After all 15 Senate Republicans voted against the budget last week, prompting strong criticism from Sen. Pat Steadman, D-Denver, who sits on the Joint Budget Committee and, a few days later, from the Denver Post editorial board, which echoed Steadman’s complaint that Republicans, after voting mostly in favor of budgets that had to be balanced the last few years with transfers and other gimmicks, refused to support a more measured, but expensive budget this year.
Unlike Senate Minority Leader Bill Cadman, R-Colorado Springs, who complained that the budget increases spending across the board, House Minority Leader Mark Waller, R-Colorado Springs, appears to be more concerned with the optics of his entire 28-member caucus voting against the bill, especially after seeing the criticism leveled at Cadman’s caucus.
The proposal being floated around Tuesday morning would pay back the $142 million dollars the state currently owes to the FPPA, which lawmakers took money from more than 30 years ago and have yet to completely pay back.
Currently, the 2014 state budget proposal would pay $25 million back to the FPPA this year with the goal of paying back the entire debt by 2018; and Rep.
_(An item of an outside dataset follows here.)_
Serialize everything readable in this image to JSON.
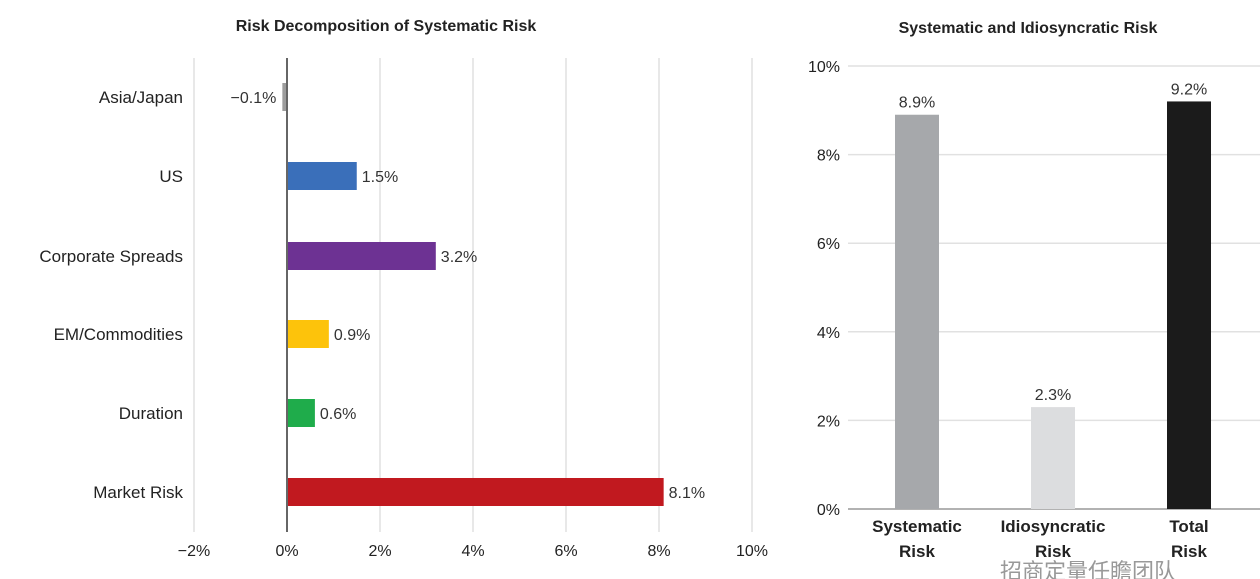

Cheri Gerou, R-Evergreen, and Steadman are proposing to add another $20 million to that total.
Waller’s proposal to pay off the debt in full in 2014 with money from the state education fund, would save an estimated $30 million in interest over the next five years that might otherwise be collected by the FPPA.
Essentially, that interest would be transferred to the state education fund, which lawmakers would need to somehow make whole; but Steadman seemed to agree with Waller and some other Republicans that it might be more beneficial to the state to pay interest to the education fund over the long term than to the FPPA.
The question isn’t whether Steadman and Democrats will sign off on it, but whether Sen. Kent Lambert, R-Colorado Springs, Cadman’s only member on the JBC, and Cadman himself will agree.
Put another way: this is less about the actual policy than the politics of the budget vote and whether Republicans are better off voting for or against the spending plan, which will pass with or without their support.
“It’s Waller’s effort to buy some Republican votes,” one GOP lawmaker told FOX31 Denver Tuesday.
Waller, who is almost certain to run for Attorney General last year, would like to be able to demonstrate that he leads a group of lawmakers who are pragmatic and responsible; and helping forge a bipartisan budget compromise would help him make that case.
But, for individual House Republicans, a yes vote on the budget, after that budget’s total rejection by their Senate counterparts, could come at a cost: alienating Senate Republicans who would appear increasingly ideological by comparison and risking political payback from folks like Dudley Brown, the Rocky Mountain Gun Owners leader who’s notorious for holding GOP lawmakers accountable should they stray too far from bedrock conservative principles.